但最抓人眼球的,是大廳正中間懸著的那盞“九霄環佩”燈。
燈架子是紫檀木的,雕成九層蓮台。
每一層蓮瓣,都由幾百片淺粉、月白、鴉青三色的琉璃拚成,薄得像指甲,透得像冰。
蓮心那兒,沒點蠟燭,卻掛著一枚拳頭大的夜明珠,其實是精心打磨的巨型玻璃球,裏頭嵌了螢石和反光箔片。
這時候晨光斜著照進來,經過琉璃瓣千百次的折射,再和珠光混在一起,灑下滿屋子流動的、像有實感的七彩光霧。
人站在裏頭,像走在彩虹之間,像踏進水晶仙宮。
靜得很。
隻有琴音在流。
過了好一會兒,才聽見倒吸涼氣的聲音,抖著響起來:“這、這水晶琉璃……能透亮到這個地步?還這麽大片,一點瑕疵沒有?”
“何止!你細看那燈的結構,蓮瓣一層疊一層卻不擋光,暗合勾股割圓的道理!這不是匠人手藝,是天工啊!”
“漢白玉鋪地……《墨子》裏說‘吃飽了才求好看’,這兒已經到‘求好看’的化境了。”
低聲議論慢慢起來,最後匯成一片壓不住的驚歎。
陳寒躲在月亮門後頭,看著這場麵,眼睛裏光一閃一閃的。他要的就是這種超出尋常金銀的震撼。
“東家,”心腹夥計悄步走過來,“黃老爺的馬車到側門了。”
陳寒精神一振:“快請!引到二樓‘觀山閣’,別和前頭的人混了。”
……
側門外,朱元璋戴著一頂普通的**巾,像個家底厚實但不張揚的老書生。
馬皇後陪在旁邊,氣度溫和安靜。後頭跟著四個少年:
太子朱標,二十出頭,穿月白直裰,眉眼溫潤,舉動間已經有山一樣的沉穩。
秦王朱樉,十九歲,眼睛活泛,不住打量莊子高牆,滿臉好奇。
晉王朱棡,十七歲,氣質偏文靜,隻看不說話,眼裏也藏著新鮮。
燕王朱棣,十五歲,一身靛藍箭袖,腰紮皮帶,站得像棵鬆樹。眼神利得像剛磨好的劍,嘴角抿著,對這趟好像不太樂意。
朱元璋迴頭瞥了一眼,低聲說:“老四,繃著臉幹嘛?宮裏演武,天天能練。這兒的世情,未必容易見到。”
朱棣悶聲說:“爹,這種奢靡地方……”
“知道它奢,才曉得儉樸的可貴;看見它巧,才明白樸實的真。多看,多想。”朱元璋打斷他,話裏有話。

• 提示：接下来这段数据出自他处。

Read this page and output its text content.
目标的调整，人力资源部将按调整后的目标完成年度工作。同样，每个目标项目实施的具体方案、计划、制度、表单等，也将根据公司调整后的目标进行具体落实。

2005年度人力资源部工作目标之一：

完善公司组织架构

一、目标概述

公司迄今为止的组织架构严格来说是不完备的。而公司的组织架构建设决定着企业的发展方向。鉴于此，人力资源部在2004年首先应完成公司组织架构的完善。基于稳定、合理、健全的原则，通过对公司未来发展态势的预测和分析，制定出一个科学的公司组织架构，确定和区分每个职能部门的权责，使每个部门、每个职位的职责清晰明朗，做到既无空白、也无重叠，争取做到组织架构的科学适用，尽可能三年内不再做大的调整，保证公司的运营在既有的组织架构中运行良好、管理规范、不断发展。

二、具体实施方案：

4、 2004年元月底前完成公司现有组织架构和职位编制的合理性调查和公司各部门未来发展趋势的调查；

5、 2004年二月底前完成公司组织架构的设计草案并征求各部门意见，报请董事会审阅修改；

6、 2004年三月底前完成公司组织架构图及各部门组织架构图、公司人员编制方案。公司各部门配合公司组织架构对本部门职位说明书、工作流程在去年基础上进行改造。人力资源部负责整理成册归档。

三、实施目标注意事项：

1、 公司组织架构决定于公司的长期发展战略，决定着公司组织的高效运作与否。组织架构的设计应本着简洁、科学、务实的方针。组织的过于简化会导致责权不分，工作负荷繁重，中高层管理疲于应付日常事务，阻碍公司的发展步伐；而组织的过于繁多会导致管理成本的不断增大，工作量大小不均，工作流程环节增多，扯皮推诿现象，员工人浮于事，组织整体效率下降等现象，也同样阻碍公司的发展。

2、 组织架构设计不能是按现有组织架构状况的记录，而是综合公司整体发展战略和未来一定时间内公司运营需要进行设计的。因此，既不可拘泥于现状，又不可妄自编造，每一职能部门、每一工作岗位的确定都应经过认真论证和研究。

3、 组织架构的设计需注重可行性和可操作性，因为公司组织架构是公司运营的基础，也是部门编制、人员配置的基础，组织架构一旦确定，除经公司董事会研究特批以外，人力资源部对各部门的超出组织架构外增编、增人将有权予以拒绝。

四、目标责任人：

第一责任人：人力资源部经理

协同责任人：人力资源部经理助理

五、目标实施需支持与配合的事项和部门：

這時候側門輕輕開了,一個穿素錦的知客無聲地作揖:“黃老爺、夫人,幾位公子,東家已經在閣裏等著了,請隨我來。”
一行人跟著他沿安靜的遊廊繞過去,竹影花香裏,直接上了二樓“觀山閣”。
這閣子佈置得清雅,分成三塊:
靠窗擺著一排湘妃竹榻和雲石小幾,能遠看紫金山的霧氣;
中間放著一張又大又穩的紫檀圓桌;裏頭用一架琉璃嵌雪浪紋的屏風隔出個小角落,裏頭有書案棋盤,幽靜自成天地。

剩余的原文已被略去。